The security model of Bitcoin is not based on balancing power between miners 
(those who confirm) and merchants (those who validate). It is based on these 
parties defending their mutually-beneficial market from the state.

Neither technology nor incentives resolve this conflict. People must be willing 
to defend their mines and their economic nodes. This requires personal risk. 
The risk to each individual is mitigated by broad decentralization, but remains 
nonetheless.

Even in a highly-decentralized system, overpowering taxpayer-funded disruption 
of the confirmation market will require that merchants pay aggregate fees 
exceeding the mining subsidy expended by the taxpayer to disrupt it. Who 
prevails in that tug of war is unclear, but working on Bitcoin implies one 
believes it is possible for individuals to do so.

e

> On Nov 7, 2017, at 21:04, Marc Bevand via bitcoin-dev 
> <bitcoin-dev@lists.linuxfoundation.org> wrote:
> 
> What you describe is an example of a majority attack ("51% attack"). No 
> technical mechanism in Bitcoin prevents this. However in practice, miners are 
> not incentivized to perform this attack as it would destroy confidence in 
> Bitcoin, and would ultimately impact their revenues.
> 
> -Marc
> 
> 
>> On Mon, Nov 6, 2017, 22:32 Robert Taylor via bitcoin-dev 
>> <bitcoin-dev@lists.linuxfoundation.org> wrote:
>> Forgive me if this has been asked elsewhere before, but I am trying to 
>> understand a potential failure mode of Bitcoin mining.
>> 
>> A majority of miners can decide which valid blocks extend the chain. But 
>> what would happen if a majority of miners, in the form of a cartel decided 
>> to validly orphan any blocks made by miners outside of their group?
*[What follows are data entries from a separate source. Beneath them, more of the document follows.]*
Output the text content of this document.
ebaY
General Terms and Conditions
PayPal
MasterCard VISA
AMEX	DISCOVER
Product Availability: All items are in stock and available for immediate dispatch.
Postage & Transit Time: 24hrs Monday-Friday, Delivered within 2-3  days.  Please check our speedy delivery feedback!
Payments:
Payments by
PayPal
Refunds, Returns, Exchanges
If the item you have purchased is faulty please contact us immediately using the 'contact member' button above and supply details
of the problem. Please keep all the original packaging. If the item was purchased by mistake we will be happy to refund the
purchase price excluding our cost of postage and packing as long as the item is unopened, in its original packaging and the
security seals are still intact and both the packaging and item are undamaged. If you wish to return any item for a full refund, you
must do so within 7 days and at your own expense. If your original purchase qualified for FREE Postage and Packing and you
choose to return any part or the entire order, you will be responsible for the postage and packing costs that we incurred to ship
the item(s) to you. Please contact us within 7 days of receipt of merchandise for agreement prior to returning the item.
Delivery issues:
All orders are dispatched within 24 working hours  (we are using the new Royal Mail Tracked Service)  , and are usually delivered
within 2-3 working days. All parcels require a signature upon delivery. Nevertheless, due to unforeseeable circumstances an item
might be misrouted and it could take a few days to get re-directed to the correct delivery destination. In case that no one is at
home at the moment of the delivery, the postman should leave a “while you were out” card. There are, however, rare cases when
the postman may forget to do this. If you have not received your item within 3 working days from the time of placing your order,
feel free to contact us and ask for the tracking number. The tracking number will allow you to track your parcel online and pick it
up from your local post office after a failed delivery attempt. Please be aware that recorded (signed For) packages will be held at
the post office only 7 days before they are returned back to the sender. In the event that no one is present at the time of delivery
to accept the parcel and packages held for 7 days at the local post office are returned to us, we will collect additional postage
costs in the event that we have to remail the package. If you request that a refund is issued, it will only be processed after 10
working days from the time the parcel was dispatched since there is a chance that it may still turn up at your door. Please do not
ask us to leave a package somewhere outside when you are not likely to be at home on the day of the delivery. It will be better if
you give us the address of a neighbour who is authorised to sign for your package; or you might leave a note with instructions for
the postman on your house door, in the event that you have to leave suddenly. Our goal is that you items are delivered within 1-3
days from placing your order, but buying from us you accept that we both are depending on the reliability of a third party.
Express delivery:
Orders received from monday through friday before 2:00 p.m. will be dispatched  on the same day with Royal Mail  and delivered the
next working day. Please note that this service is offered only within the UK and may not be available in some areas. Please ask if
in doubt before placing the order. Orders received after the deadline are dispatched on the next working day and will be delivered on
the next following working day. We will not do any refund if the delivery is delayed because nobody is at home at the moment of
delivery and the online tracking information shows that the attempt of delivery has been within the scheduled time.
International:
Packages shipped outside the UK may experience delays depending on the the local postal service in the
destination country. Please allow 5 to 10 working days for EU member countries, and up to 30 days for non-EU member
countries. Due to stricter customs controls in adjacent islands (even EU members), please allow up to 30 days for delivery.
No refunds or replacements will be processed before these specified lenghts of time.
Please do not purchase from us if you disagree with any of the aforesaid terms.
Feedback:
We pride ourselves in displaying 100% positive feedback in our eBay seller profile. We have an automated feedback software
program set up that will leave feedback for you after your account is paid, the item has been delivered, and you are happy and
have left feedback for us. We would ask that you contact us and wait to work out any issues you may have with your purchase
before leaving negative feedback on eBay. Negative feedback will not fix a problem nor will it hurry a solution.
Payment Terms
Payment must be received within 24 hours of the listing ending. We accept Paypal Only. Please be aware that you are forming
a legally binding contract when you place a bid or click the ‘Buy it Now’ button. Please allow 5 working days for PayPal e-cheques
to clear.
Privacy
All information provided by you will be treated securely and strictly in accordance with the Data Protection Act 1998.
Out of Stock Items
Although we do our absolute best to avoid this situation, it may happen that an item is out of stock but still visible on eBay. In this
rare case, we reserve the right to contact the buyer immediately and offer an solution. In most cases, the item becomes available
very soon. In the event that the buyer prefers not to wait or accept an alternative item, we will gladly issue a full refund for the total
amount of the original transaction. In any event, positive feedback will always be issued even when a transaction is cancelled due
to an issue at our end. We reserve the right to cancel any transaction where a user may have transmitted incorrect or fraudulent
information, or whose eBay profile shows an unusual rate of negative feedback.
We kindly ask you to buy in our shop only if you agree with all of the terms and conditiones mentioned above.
For 
>> example, they could soft fork a new rule where the block number is signed by 
>> set of keys known only to the cartel, and that signature placed in the 
>> coinbase. Miners outside of the cartel would not be able to extend the chain.
>> 
>> It would be immediately obvious but still valid under the consensus rules. 
>> What are the disincentives for such behavior and what countermeasures could 
>> be done to stop it and ensure mining remained permissionless? I think this 
>> is a valid concern because while it may not be feasible for one actor to 
>> gain a majority of hash alone, it is certainly possible with collusion.